We need more helicopter parents

It’s fun to make fun of helicopter parents, but we need more of them, writes Brink Lindsey in The Atlantic.

Today’s hyperventilating “helicopter parents” are comic fish in a barrel. Playing Mozart to their babies in utero and dangling Baby Einstein gewgaws over their bassinets. Obsessing over peanut allergies, turning school science fairs into arms races of one-upmanship, and hiring batteries of private tutors to eke out another 10 points on the SAT.

But better too much parental attention than too little, Lindsey writes.

College-educated parents are spending significantly more time with their children then they did before 1995. Less-educated parents spend more time too, but the “parental attention gap” is growing.

There’s also a class divide in parenting styles, according to sociologist Annette Lareau.

 Among the poor and working-class families she studied, the focus of parenting was on what she calls “the accomplishment of natural growth.” In these families, “parents viewed children’s development as unfolding spontaneously, as long as they were provided with comfort, food, shelter, and other basic support.”

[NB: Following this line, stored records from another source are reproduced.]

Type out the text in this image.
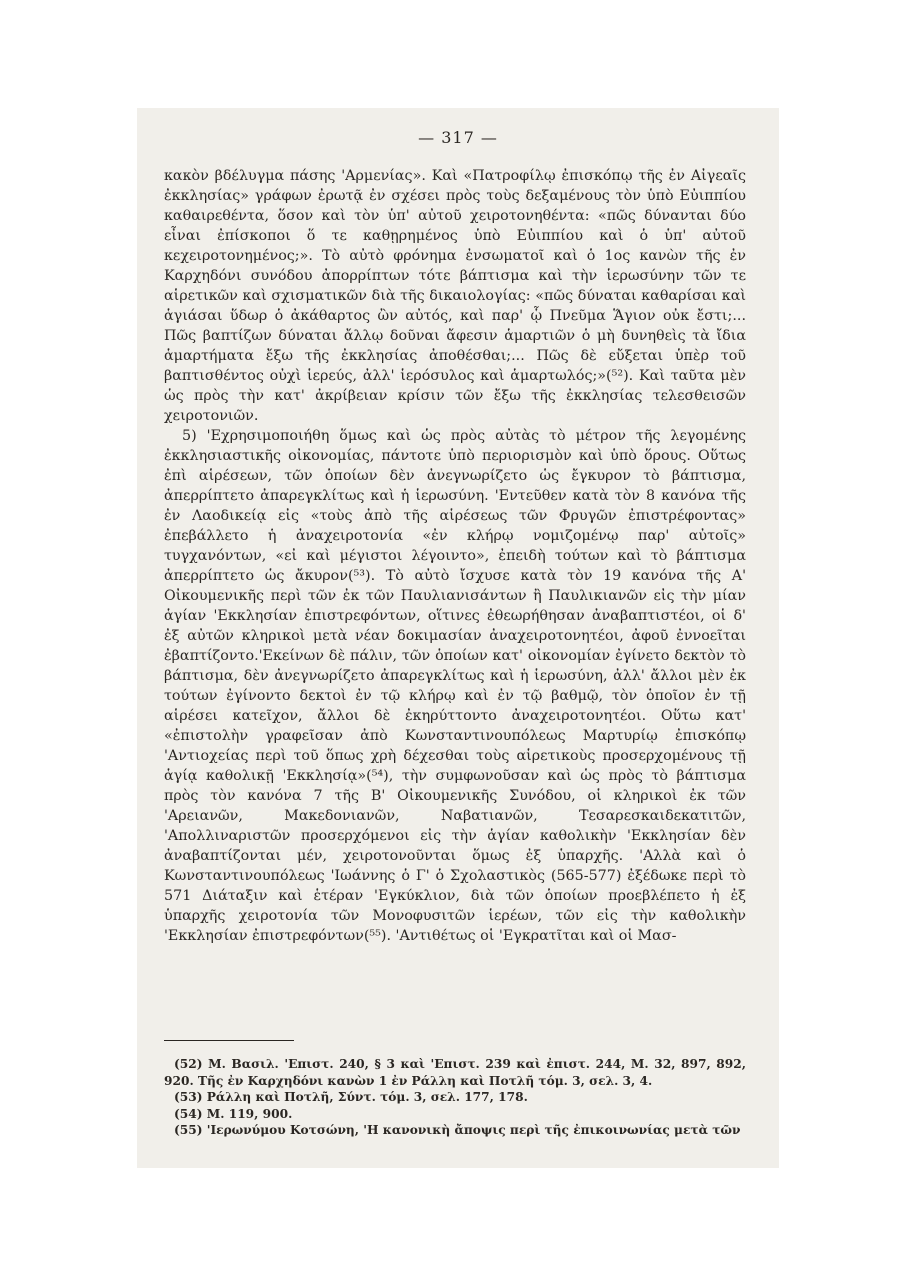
— 317 —

κακὸν βδέλυγμα πάσης 'Αρμενίας». Καὶ «Πατροφίλῳ ἐπισκόπῳ τῆς ἐν Αἰγεαῖς ἐκκλησίας» γράφων ἐρωτᾷ ἐν σχέσει πρὸς τοὺς δεξαμένους τὸν ὑπὸ Εὐιππίου καθαιρεθέντα, ὅσον καὶ τὸν ὑπ' αὐτοῦ χειροτονηθέντα: «πῶς δύνανται δύο εἶναι ἐπίσκοποι ὅ τε καθῃρημένος ὑπὸ Εὐιππίου καὶ ὁ ὑπ' αὐτοῦ κεχειροτονημένος;». Τὸ αὐτὸ φρόνημα ἐνσωματοῖ καὶ ὁ 1ος κανὼν τῆς ἐν Καρχηδόνι συνόδου ἀπορρίπτων τότε βάπτισμα καὶ τὴν ἱερωσύνην τῶν τε αἱρετικῶν καὶ σχισματικῶν διὰ τῆς δικαιολογίας: «πῶς δύναται καθαρίσαι καὶ ἁγιάσαι ὕδωρ ὁ ἀκάθαρτος ὢν αὐτός, καὶ παρ' ᾧ Πνεῦμα Ἅγιον οὐκ ἔστι;... Πῶς βαπτίζων δύναται ἄλλῳ δοῦναι ἄφεσιν ἁμαρτιῶν ὁ μὴ δυνηθεὶς τὰ ἴδια ἁμαρτήματα ἔξω τῆς ἐκκλησίας ἀποθέσθαι;... Πῶς δὲ εὔξεται ὑπὲρ τοῦ βαπτισθέντος οὐχὶ ἱερεύς, ἀλλ' ἱερόσυλος καὶ ἁμαρτωλός;»(⁵²). Καὶ ταῦτα μὲν ὡς πρὸς τὴν κατ' ἀκρίβειαν κρίσιν τῶν ἔξω τῆς ἐκκλησίας τελεσθεισῶν χειροτονιῶν.

5) 'Εχρησιμοποιήθη ὅμως καὶ ὡς πρὸς αὐτὰς τὸ μέτρον τῆς λεγομένης ἐκκλησιαστικῆς οἰκονομίας, πάντοτε ὑπὸ περιορισμὸν καὶ ὑπὸ ὅρους. Οὕτως ἐπὶ αἱρέσεων, τῶν ὁποίων δὲν ἀνεγνωρίζετο ὡς ἔγκυρον τὸ βάπτισμα, ἀπερρίπτετο ἀπαρεγκλίτως καὶ ἡ ἱερωσύνη. 'Εντεῦθεν κατὰ τὸν 8 κανόνα τῆς ἐν Λαοδικείᾳ εἰς «τοὺς ἀπὸ τῆς αἱρέσεως τῶν Φρυγῶν ἐπιστρέφοντας» ἐπεβάλλετο ἡ ἀναχειροτονία «ἐν κλήρῳ νομιζομένῳ παρ' αὐτοῖς» τυγχανόντων, «εἰ καὶ μέγιστοι λέγοιντο», ἐπειδὴ τούτων καὶ τὸ βάπτισμα ἀπερρίπτετο ὡς ἄκυρον(⁵³). Τὸ αὐτὸ ἴσχυσε κατὰ τὸν 19 κανόνα τῆς Α' Οἰκουμενικῆς περὶ τῶν ἐκ τῶν Παυλιανισάντων ἢ Παυλικιανῶν εἰς τὴν μίαν ἁγίαν 'Εκκλησίαν ἐπιστρεφόντων, οἵτινες ἐθεωρήθησαν ἀναβαπτιστέοι, οἱ δ' ἐξ αὐτῶν κληρικοὶ μετὰ νέαν δοκιμασίαν ἀναχειροτονητέοι, ἀφοῦ ἐννοεῖται ἐβαπτίζοντο.'Εκείνων δὲ πάλιν, τῶν ὁποίων κατ' οἰκονομίαν ἐγίνετο δεκτὸν τὸ βάπτισμα, δὲν ἀνεγνωρίζετο ἀπαρεγκλίτως καὶ ἡ ἱερωσύνη, ἀλλ' ἄλλοι μὲν ἐκ τούτων ἐγίνοντο δεκτοὶ ἐν τῷ κλήρῳ καὶ ἐν τῷ βαθμῷ, τὸν ὁποῖον ἐν τῇ αἱρέσει κατεῖχον, ἄλλοι δὲ ἐκηρύττοντο ἀναχειροτονητέοι. Οὕτω κατ' «ἐπιστολὴν γραφεῖσαν ἀπὸ Κωνσταντινουπόλεως Μαρτυρίῳ ἐπισκόπῳ 'Αντιοχείας περὶ τοῦ ὅπως χρὴ δέχεσθαι τοὺς αἱρετικοὺς προσερχομένους τῇ ἁγίᾳ καθολικῇ 'Εκκλησίᾳ»(⁵⁴), τὴν συμφωνοῦσαν καὶ ὡς πρὸς τὸ βάπτισμα πρὸς τὸν κανόνα 7 τῆς Β' Οἰκουμενικῆς Συνόδου, οἱ κληρικοὶ ἐκ τῶν 'Αρειανῶν, Μακεδονιανῶν, Ναβατιανῶν, Τεσαρεσκαιδεκατιτῶν, 'Απολλιναριστῶν προσερχόμενοι εἰς τὴν ἁγίαν καθολικὴν 'Εκκλησίαν δὲν ἀναβαπτίζονται μέν, χειροτονοῦνται ὅμως ἐξ ὑπαρχῆς. 'Αλλὰ καὶ ὁ Κωνσταντινουπόλεως 'Ιωάννης ὁ Γ' ὁ Σχολαστικὸς (565-577) ἐξέδωκε περὶ τὸ 571 Διάταξιν καὶ ἑτέραν 'Εγκύκλιον, διὰ τῶν ὁποίων προεβλέπετο ἡ ἐξ ὑπαρχῆς χειροτονία τῶν Μονοφυσιτῶν ἱερέων, τῶν εἰς τὴν καθολικὴν 'Εκκλησίαν ἐπιστρεφόντων(⁵⁵). 'Αντιθέτως οἱ 'Εγκρατῖται καὶ οἱ Μασ-

(52) Μ. Βασιλ. 'Επιστ. 240, § 3 καὶ 'Επιστ. 239 καὶ ἐπιστ. 244, Μ. 32, 897, 892, 920. Τῆς ἐν Καρχηδόνι κανὼν 1 ἐν Ράλλη καὶ Ποτλῆ τόμ. 3, σελ. 3, 4.

(53) Ράλλη καὶ Ποτλῆ, Σύντ. τόμ. 3, σελ. 177, 178.

(54) Μ. 119, 900.

(55) 'Ιερωνύμου Κοτσώνη, 'Η κανονικὴ ἄποψις περὶ τῆς ἐπικοινωνίας μετὰ τῶν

College-educated parents have taken on a much more ambitious role – one that Lareau calls “concerted cultivation.” “In these families, parents actively fostered and assessed their children’s talents, opinions, and skills,” Lareau writes. “They made a deliberate and sustained effort to stimulate children’s development and to cultivate their cognitive and social skills.”

In addition, college-educated parents are much more likely to marry before having children and much less likely to divorce.

As of 2011, 87 percent of children who have a parent with a bachelor’s or higher degree were living with two married parents. The corresponding figures for high school grads and high school dropouts were 53 and 47 percent, respectively.

. . . since the ’70s, divorce rates among the highly educated have fallen significantly; among non-college grads, by contrast, they have stayed high. Specifically, only 16.7 percent of women with at least a college degree experienced a marital dissolution within 10 years of a first marriage between 1990 and 1994 – a 31 percent drop from 20 years earlier. For other women, though, the marriage breakup rate in the latter period was now 35.7 percent – 6 percent higher than 20 years before.

So most children of the college-educated — about a third of the population — grow up in stable, child-centered families with two parents determined to cultivate “the skills they will need to thrive in today’s highly complex knowledge economy.” It’s not really the violin, karate or Kumon classes that give them an edge. It’s Mom and Dad.